The number of homes listed for sale in 18 major metropolitan areas at the end of April was up 7% from March, according to data compiled by ZipRealty Inc., a national real-estate brokerage firm in Emeryville, Calif. The data cover listings of single-family homes, condos and town houses on local multiple-listing services.
The increase was above the seasonal norm. Over the past 22 years, home inventories nationwide have increased an average of 4.5% in April from March, according to Credit Suisse Group. Spring is the busiest time of year for home shopping, as families with children try to get settled ahead of the next school year.
Some of the biggest increases last month were in the metro areas of San Francisco, up about 19%; Washington, 17%; Orange County, Calif., 15%; and Seattle, 14%. Inventories declined nearly 1% in the Los Angeles area, according to Zip.
In a report issued yesterday, Ivy Zelman, a Cleveland-based housing analyst for Credit Suisse, said her building-industry contacts have been surprised by the weakness of sales recently, "given the typical seasonal bounce that occurs at this time of year." She added, "Our contacts have officially declared the spring selling season a bust." Many people who had expected a recovery by year end "now believe the market rebound will be pushed out until 2008 at the earliest," Ms. Zelman wrote.

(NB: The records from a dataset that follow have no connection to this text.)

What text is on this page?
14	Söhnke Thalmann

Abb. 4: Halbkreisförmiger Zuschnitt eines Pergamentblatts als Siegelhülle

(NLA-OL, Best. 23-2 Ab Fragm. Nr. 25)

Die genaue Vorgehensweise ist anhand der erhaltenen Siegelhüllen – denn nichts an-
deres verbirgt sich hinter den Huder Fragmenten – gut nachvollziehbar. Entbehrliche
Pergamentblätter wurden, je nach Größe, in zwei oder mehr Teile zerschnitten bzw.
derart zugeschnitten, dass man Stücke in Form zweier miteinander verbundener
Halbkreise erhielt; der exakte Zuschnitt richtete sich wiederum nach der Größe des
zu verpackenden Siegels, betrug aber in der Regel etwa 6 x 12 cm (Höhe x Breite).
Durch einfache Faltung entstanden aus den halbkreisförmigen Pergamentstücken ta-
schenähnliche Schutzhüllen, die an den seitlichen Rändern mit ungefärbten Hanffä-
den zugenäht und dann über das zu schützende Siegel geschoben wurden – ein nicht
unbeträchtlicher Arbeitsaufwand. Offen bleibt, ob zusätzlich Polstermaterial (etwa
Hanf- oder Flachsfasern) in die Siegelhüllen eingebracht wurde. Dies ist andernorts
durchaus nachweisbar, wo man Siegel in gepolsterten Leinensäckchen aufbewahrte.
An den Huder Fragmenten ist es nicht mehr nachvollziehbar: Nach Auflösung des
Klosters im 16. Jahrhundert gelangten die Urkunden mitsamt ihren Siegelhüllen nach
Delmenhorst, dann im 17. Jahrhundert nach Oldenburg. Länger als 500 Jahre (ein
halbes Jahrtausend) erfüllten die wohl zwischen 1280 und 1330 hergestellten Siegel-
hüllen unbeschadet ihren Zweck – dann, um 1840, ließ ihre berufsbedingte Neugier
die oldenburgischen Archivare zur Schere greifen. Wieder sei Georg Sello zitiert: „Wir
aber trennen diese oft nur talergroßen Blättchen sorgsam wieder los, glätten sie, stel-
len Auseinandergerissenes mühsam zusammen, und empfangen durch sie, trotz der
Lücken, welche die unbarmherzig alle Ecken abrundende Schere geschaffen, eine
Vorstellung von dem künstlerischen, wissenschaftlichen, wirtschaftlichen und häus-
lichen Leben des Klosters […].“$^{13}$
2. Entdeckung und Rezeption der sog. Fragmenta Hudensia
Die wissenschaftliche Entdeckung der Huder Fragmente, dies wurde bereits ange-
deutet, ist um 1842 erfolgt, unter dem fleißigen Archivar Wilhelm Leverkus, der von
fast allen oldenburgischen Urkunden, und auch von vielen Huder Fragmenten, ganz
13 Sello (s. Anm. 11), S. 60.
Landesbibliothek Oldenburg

After booming in the first half of this decade, the housing market began cooling in much of the country in 2005. Since then, prices have been flat to declining in many areas. In recent months, an abrupt tightening of lending standards has further sapped the market by preventing some potential buyers from getting loans.
The National Association of Realtors yesterday again lowered its forecast, predicting that sales of previously occupied homes will total 6.29 million, down 2.9% from 2006. A month ago, the trade group projected that sales this year would slip 2.2%. Lawrence Yun, a senior economist for the Realtors, said many speculators have fled the market.
"It's good that we're getting beyond the tendency of some buyers to view housing as a temporary asset to accumulate short-term wealth, which is not to be expected in a normal market," he wrote.